Hot summer !!! | ナノ


  15.疑問符


「昼、一緒に食べんか。」
「へ?」

素っ頓狂。それが今の名無しさんにぴったりじゃった。そんな声も出せるんかっちゅーくらい不思議な音は、疑問符で溢れた名無しさんの脳内を見事に言葉に表せていたと思う。そんな名無しさんに対して「もっと方言聞きたいんじゃろ?」と取り繕えば、ハッとして「あ!おおきに!」と笑った。
ついでに、と隣に座る財前にも目を向ければ、いつも通りの形相で。

「財前も座りんしゃい。一緒に食うじゃろ。」
「おおきにっすわ。」

言えば、わかるかわからんかくらいの些細な変化じゃったが、ほんの少しだけ表情が柔らくなるんがわかった。それをもっと表に出せば、名無しさんも気付いてくれるじゃろうに。きっとそれが出来んから、財前はひたすら周りを散らして敵を増やすんじゃ。

「あ!俺らも一緒にえぇか!」
「蔵、謙也!えぇよね?」
「好きにしんしゃい。」

考え事をしとった俺の視界に、不意に名無しさんが入り込んで。驚いたのがばれんように冷静な自分を演じることに精一杯。いつも通り涼しい顔して答えたはいいが、よくよく周りを見れば四天宝寺の中に立海の俺が紛れこんどる状態で、アウェー感が尋常じゃない。まぁ、それが気にならないのが四天宝寺のえぇとこじゃな。
四天宝寺、というよりコイツのせいかもしれんが。そう思って見とったら、昨日の夕食の時と同じように目が合って、名無しさんは嬉しそうに微笑む。

「あ!今は完全に目が合ったよな!」
「ん、変な奴じゃなぁって考えとった所ぜよ。」
「何でやねん!変ちゃうわ!」

わざとらしくむすっと頬を膨らます名無しさんの横で、財前がどんな顔をしちょるかなんて見なくてもわかった。それから「突然タメ口で話す時点で普通ちゃうわ。」と財前の一言。確かに、初めから名無しさんは誰に対してもフレンドリーで、まるで昔から知っちょった仲のようじゃ。厳しい立海からしてみれば、それも四天宝寺の、こいつらの良ぇところじゃと思うが。

「えぇー、仲良しの証拠やん!なぁ謙也!」
「俺等は親戚やからえぇけど。」
「とにかく、礼儀に厳しそうな先輩には気を付けるんやで。」
「ほいほい、蔵ノ介先輩は口煩くて敵いませんね、ほんまに。」
「説教するで。」
「すんませんでした。」

まるで四天宝寺劇場じゃ。ぽんぽんと弾むように進んでいく会話は、練習したんじゃないかと思えるほど。

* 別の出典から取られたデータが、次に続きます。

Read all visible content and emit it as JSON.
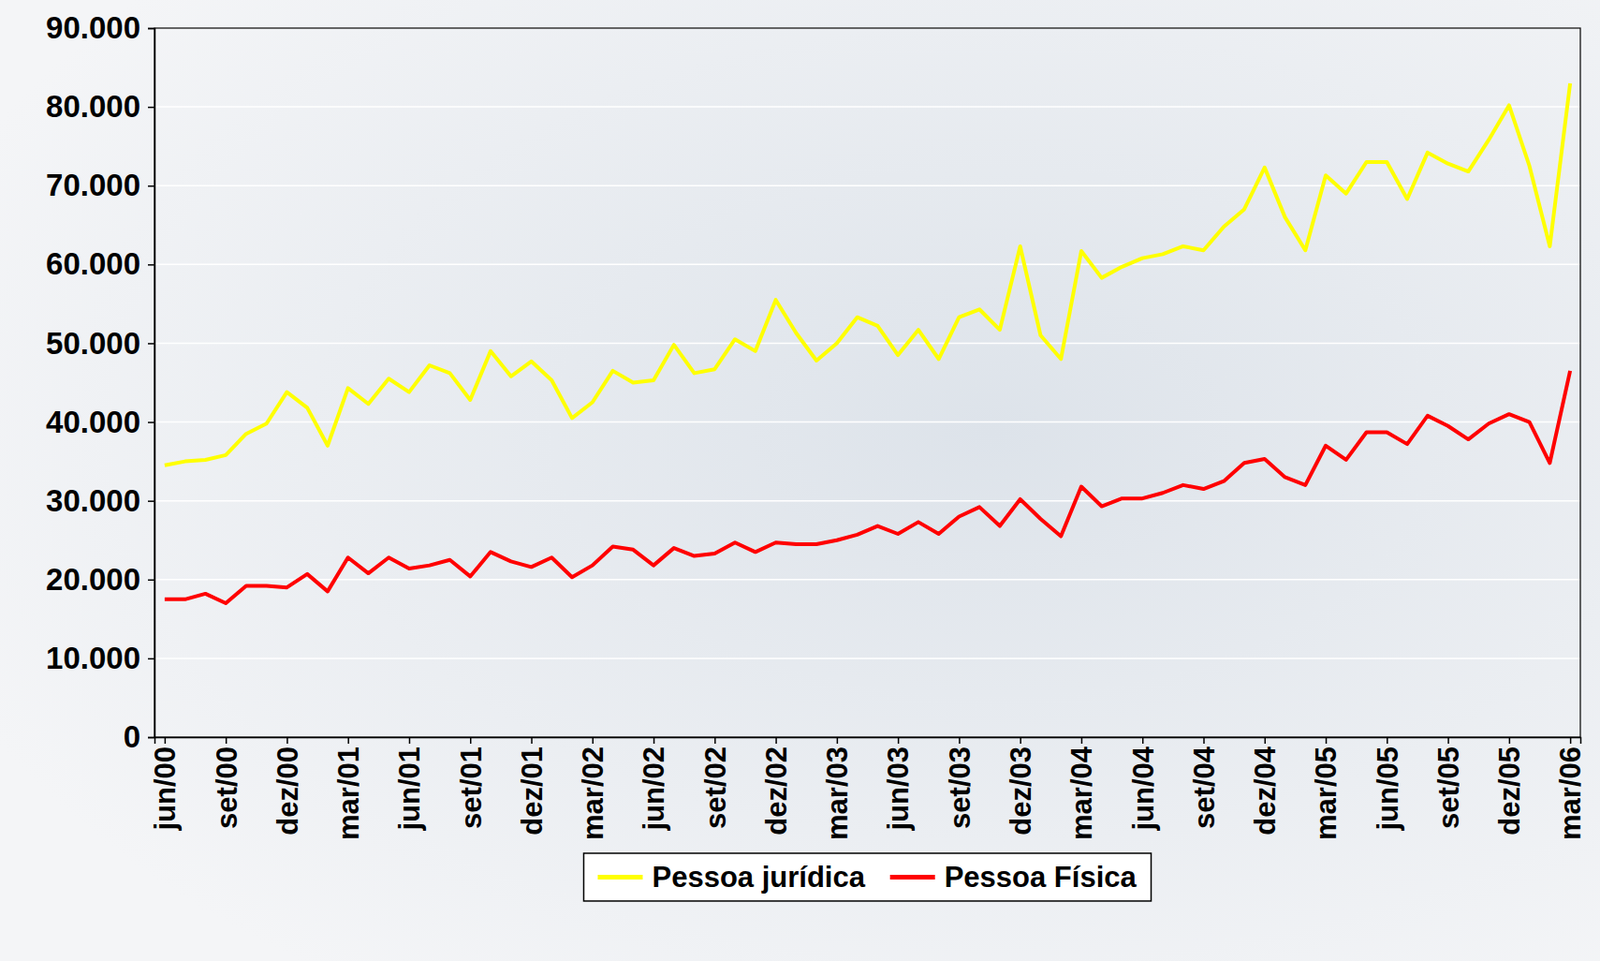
{
  "chart_data": {
    "type": "line",
    "categories": [
      "jun/00",
      null,
      null,
      "set/00",
      null,
      null,
      "dez/00",
      null,
      null,
      "mar/01",
      null,
      null,
      "jun/01",
      null,
      null,
      "set/01",
      null,
      null,
      "dez/01",
      null,
      null,
      "mar/02",
      null,
      null,
      "jun/02",
      null,
      null,
      "set/02",
      null,
      null,
      "dez/02",
      null,
      null,
      "mar/03",
      null,
      null,
      "jun/03",
      null,
      null,
      "set/03",
      null,
      null,
      "dez/03",
      null,
      null,
      "mar/04",
      null,
      null,
      "jun/04",
      null,
      null,
      "set/04",
      null,
      null,
      "dez/04",
      null,
      null,
      "mar/05",
      null,
      null,
      "jun/05",
      null,
      null,
      "set/05",
      null,
      null,
      "dez/05",
      null,
      null,
      "mar/06"
    ],
    "series": [
      {
        "name": "Pessoa jurídica",
        "color": "#ffff00",
        "values": [
          34500,
          35000,
          35200,
          35800,
          38500,
          39800,
          43800,
          41800,
          37000,
          44300,
          42300,
          45500,
          43800,
          47200,
          46200,
          42800,
          49000,
          45800,
          47700,
          45300,
          40500,
          42500,
          46500,
          45000,
          45300,
          49800,
          46200,
          46700,
          50500,
          49000,
          55500,
          51300,
          47800,
          50000,
          53300,
          52200,
          48500,
          51700,
          48000,
          53300,
          54300,
          51700,
          62300,
          51000,
          48000,
          61700,
          58300,
          59700,
          60800,
          61300,
          62300,
          61800,
          64800,
          67000,
          72300,
          66000,
          61800,
          71300,
          69000,
          73000,
          73000,
          68300,
          74200,
          72800,
          71800,
          75800,
          80200,
          72500,
          62300,
          83000
        ]
      },
      {
        "name": "Pessoa Física",
        "color": "#ff0000",
        "values": [
          17500,
          17500,
          18200,
          17000,
          19200,
          19200,
          19000,
          20700,
          18500,
          22800,
          20800,
          22800,
          21400,
          21800,
          22500,
          20400,
          23500,
          22300,
          21600,
          22800,
          20300,
          21800,
          24200,
          23800,
          21800,
          24000,
          23000,
          23300,
          24700,
          23500,
          24700,
          24500,
          24500,
          25000,
          25700,
          26800,
          25800,
          27300,
          25800,
          28000,
          29200,
          26800,
          30200,
          27700,
          25500,
          31800,
          29300,
          30300,
          30300,
          31000,
          32000,
          31500,
          32500,
          34800,
          35300,
          33000,
          32000,
          37000,
          35200,
          38700,
          38700,
          37200,
          40800,
          39500,
          37800,
          39800,
          41000,
          40000,
          34800,
          46500
        ]
      }
    ],
    "ylim": [
      0,
      90000
    ],
    "yticks": [
      0,
      {
        "value": 10000,
        "label": "10.000"
      },
      {
        "value": 20000,
        "label": "20.000"
      },
      {
        "value": 30000,
        "label": "30.000"
      },
      {
        "value": 40000,
        "label": "40.000"
      },
      {
        "value": 50000,
        "label": "50.000"
      },
      {
        "value": 60000,
        "label": "60.000"
      },
      {
        "value": 70000,
        "label": "70.000"
      },
      {
        "value": 80000,
        "label": "80.000"
      },
      {
        "value": 90000,
        "label": "90.000"
      }
    ],
    "grid": true,
    "legend": "bottom"
  }
}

やっぱり面白いやっちゃな、なんて会話に耳を傾けていれば、ふと過ぎった疑問に俺は首を傾げた。
ちょっと待て、この会話、どういうことじゃ。何が冗談で何が本当かわからん。
首を傾げる俺に、名無しさんが首を傾げ、同じように白石も首を傾げて見せる。

「どないしたん、仁王くん。」
「一つ、聞きたいんじゃが、」
「おん、えぇで。」
「……コイツ、何年じゃ。」

名無しさんを指さしてそう問えば、ほんの一瞬、全員の動きが止まった。「え?あ、あれ?言うてへんかったっけ?」と名無しさんの少し焦ったような声が、やけに鮮明に聞こえたのはきっとそのせいじゃろう。そして誰かがぽつりと零す。